Beneatha discusses her new, independent style in college. She is courted by two men: the first boy, George Murchison, is a wealthy Negro concerned with appearances and material, while the second, Joseph Asagai, is a native African that inspires her intellectually and spiritually. Asagai brings Bennie authentic Nigerian robes as a gift, and she puts them on, pretending to be an African princess. George arrives to take Bennie out to the theater and is appalled by her attire, forcing her to change. The Younger family is in favor of George because they believe his money will help her and themselves.

When the check finally does arrive, Lena has trouble dealing, for she realizes that the ten thousand dollars is a replacement for her husband. The family tells her to do what she desires with the money. Walter irrationally urges Mama to give him the money, gradually become irate and furious. Mama reprimands him, not understanding how he became so obsessed with money and so disinterested in his own family. She reveals information that Ruth is pregnant and may abort the fetus. When Ruth confirms these suspicions, Walter is silent, sending Mama into shock.

Mama tells the family that she put a down payment on a house in Clybourne Park with the insurance money, so that Travis will one day be able to grow up to become a man with property. Walter is upset and wonders why he can never be the one in charge of all actions. The entire family is concerned about the location because it is an all white neighborhood.

While Mama is gone, Karl Lindner, a white business man and representative of the Clybourne Park Welcoming Committee comes to the Younger household under the false auspices of brotherhood, and offers to pay them off so that they will not move into the house. They throw him out and later tell Mama.

Mama listens to Walter's pleas and decides to give him the rest of the money to manage. A portion of it will go to Beneatha's medical school fund, but he may keep the rest. Bobo comes to the house weeks later on moving day to inform Walter Lee that Willy Harris has absconded with their money. Walter Lee never deposited the money in the bank and has lost his father's check forever. The entire family is outraged and deeply hurt.

Later that same day, Asagai comes over to help the family pack, only to find a disheartened Beneatha.
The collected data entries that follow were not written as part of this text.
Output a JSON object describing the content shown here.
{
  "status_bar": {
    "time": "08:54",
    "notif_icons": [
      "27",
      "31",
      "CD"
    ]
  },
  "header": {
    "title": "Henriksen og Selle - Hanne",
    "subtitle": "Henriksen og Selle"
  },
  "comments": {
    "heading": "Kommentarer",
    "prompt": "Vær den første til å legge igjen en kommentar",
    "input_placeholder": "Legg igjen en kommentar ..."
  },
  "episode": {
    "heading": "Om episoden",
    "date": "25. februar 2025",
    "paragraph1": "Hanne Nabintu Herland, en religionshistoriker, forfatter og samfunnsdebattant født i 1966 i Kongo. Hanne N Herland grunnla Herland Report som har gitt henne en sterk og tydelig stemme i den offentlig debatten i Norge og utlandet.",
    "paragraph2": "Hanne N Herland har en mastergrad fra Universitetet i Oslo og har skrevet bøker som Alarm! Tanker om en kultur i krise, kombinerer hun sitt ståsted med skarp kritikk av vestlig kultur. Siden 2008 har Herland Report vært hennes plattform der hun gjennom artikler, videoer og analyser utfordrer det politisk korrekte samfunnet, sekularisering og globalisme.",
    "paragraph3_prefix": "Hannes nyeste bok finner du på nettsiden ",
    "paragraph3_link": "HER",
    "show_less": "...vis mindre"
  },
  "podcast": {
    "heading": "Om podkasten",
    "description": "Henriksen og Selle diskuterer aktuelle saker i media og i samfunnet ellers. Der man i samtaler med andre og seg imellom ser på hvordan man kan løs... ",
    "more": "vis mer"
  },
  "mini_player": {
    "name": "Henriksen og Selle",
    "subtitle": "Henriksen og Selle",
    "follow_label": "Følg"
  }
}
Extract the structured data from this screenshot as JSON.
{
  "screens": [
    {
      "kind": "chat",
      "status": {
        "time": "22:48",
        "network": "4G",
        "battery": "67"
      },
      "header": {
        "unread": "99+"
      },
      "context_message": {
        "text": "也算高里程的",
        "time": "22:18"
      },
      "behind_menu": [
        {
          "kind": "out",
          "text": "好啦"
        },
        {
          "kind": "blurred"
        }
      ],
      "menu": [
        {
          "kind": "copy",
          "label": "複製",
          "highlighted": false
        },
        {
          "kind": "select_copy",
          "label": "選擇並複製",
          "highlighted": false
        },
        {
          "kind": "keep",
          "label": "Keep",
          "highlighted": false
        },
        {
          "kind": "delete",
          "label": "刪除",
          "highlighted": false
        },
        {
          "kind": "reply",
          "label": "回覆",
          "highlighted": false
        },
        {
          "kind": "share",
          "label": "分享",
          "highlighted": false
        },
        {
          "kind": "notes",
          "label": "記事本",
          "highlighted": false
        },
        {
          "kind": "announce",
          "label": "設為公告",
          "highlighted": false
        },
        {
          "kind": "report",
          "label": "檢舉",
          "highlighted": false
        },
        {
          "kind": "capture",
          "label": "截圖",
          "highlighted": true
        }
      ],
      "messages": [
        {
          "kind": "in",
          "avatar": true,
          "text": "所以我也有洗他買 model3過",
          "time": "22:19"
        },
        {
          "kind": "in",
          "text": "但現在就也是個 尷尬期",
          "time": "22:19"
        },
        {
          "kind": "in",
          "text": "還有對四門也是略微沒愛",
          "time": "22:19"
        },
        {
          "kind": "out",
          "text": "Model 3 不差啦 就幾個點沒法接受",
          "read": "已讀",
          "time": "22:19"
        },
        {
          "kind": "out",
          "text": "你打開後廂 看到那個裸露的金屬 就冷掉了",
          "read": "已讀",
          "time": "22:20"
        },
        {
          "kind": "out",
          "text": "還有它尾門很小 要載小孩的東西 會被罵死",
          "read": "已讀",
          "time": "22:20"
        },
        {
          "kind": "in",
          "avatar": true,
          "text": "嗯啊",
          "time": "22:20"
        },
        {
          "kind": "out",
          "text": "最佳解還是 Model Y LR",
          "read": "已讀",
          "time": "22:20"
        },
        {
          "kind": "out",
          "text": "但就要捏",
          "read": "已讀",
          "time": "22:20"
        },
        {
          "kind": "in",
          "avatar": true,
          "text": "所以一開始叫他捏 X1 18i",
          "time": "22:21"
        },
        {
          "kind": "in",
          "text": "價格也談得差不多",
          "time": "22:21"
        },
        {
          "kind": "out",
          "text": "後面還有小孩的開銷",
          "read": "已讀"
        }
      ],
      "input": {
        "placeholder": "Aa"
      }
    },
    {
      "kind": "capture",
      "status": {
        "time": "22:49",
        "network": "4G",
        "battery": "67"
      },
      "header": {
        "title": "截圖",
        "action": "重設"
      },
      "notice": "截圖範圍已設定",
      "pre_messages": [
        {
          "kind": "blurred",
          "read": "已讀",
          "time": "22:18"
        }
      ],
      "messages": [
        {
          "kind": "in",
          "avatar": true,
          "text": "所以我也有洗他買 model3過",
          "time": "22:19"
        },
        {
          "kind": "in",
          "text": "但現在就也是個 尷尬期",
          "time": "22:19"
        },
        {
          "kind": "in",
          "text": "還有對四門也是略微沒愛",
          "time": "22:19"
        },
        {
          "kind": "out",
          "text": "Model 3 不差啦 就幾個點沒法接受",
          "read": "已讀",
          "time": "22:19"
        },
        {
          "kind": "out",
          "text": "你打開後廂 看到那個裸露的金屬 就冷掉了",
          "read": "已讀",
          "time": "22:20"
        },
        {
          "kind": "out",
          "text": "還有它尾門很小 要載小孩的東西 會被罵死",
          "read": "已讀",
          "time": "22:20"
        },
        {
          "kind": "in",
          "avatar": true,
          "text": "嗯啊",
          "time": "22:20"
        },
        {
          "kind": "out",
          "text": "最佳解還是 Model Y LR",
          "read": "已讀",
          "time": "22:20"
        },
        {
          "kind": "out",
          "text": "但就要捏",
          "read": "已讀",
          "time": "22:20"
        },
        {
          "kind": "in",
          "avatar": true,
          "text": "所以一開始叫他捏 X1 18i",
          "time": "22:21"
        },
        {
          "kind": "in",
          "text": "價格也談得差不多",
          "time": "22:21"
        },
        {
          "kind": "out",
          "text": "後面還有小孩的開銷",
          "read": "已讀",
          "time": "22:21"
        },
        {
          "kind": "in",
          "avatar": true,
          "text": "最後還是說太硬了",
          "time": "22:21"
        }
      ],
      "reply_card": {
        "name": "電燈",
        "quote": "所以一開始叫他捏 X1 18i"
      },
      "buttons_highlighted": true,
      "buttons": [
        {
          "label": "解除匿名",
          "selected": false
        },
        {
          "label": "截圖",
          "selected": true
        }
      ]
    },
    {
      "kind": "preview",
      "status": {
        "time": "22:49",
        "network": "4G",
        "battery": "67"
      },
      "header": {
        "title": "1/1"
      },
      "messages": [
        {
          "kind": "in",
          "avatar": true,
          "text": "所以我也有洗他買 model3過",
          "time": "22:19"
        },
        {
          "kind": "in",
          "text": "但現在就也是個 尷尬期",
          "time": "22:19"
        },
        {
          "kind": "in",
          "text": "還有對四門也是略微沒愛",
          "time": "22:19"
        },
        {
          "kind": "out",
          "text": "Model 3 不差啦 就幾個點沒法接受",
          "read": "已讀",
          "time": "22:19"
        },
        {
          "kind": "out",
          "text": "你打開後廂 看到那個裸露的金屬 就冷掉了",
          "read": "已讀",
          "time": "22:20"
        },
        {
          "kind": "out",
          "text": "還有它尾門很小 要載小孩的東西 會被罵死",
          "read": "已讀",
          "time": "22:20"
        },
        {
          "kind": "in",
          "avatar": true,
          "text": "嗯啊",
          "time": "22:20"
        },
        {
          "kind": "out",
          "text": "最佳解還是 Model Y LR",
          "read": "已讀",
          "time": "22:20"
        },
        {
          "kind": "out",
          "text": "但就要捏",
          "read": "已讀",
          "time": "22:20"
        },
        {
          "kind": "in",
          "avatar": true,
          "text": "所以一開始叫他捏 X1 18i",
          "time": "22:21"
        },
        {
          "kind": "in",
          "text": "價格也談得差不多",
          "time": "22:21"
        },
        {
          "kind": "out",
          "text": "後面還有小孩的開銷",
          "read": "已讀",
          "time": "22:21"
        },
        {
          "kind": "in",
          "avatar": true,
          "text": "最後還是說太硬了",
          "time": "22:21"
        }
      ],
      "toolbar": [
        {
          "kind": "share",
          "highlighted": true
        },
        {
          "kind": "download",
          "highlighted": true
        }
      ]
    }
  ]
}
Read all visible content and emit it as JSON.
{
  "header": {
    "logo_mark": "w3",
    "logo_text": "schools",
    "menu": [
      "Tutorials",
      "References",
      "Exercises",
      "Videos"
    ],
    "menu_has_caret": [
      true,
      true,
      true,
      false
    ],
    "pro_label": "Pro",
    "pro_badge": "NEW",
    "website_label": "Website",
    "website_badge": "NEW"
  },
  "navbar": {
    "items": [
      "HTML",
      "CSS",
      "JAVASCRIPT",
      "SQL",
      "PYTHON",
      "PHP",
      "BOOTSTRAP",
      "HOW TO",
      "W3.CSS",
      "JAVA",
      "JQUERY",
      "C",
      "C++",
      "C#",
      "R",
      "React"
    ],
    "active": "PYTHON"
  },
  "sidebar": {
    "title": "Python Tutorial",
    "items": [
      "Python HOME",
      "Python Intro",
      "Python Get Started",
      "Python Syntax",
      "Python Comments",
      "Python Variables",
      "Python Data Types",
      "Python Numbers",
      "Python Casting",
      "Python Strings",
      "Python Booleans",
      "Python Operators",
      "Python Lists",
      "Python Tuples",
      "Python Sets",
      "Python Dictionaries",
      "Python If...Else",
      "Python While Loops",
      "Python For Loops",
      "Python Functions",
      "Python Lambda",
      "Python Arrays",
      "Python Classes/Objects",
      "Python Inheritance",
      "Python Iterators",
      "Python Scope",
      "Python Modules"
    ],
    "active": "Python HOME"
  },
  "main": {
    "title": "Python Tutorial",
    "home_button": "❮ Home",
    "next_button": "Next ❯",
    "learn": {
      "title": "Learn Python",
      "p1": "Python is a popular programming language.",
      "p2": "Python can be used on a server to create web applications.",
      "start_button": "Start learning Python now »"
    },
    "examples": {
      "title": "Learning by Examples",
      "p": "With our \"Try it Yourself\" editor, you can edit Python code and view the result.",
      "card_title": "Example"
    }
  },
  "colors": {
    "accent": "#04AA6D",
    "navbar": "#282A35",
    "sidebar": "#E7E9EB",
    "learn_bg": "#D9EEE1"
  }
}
He asks her to marry him and return home to Africa to practice medicine. Walter decides to call Mr. Lindner over to accept money and 'play into the scam' that is supposedly already in place. Mama and Ruth cannot believe that Walter would sell his soul and his pride for money. The moving men arrive around the same time as Lindner. Walter Lee transforms into a mature man of pride and miraculously tells Lindner that his family cannot be bought. They plan to move into Clybourne Park and live as a happy family.

Ruth and Lena are proud of Walter and happily walk away from their old living room to a new life.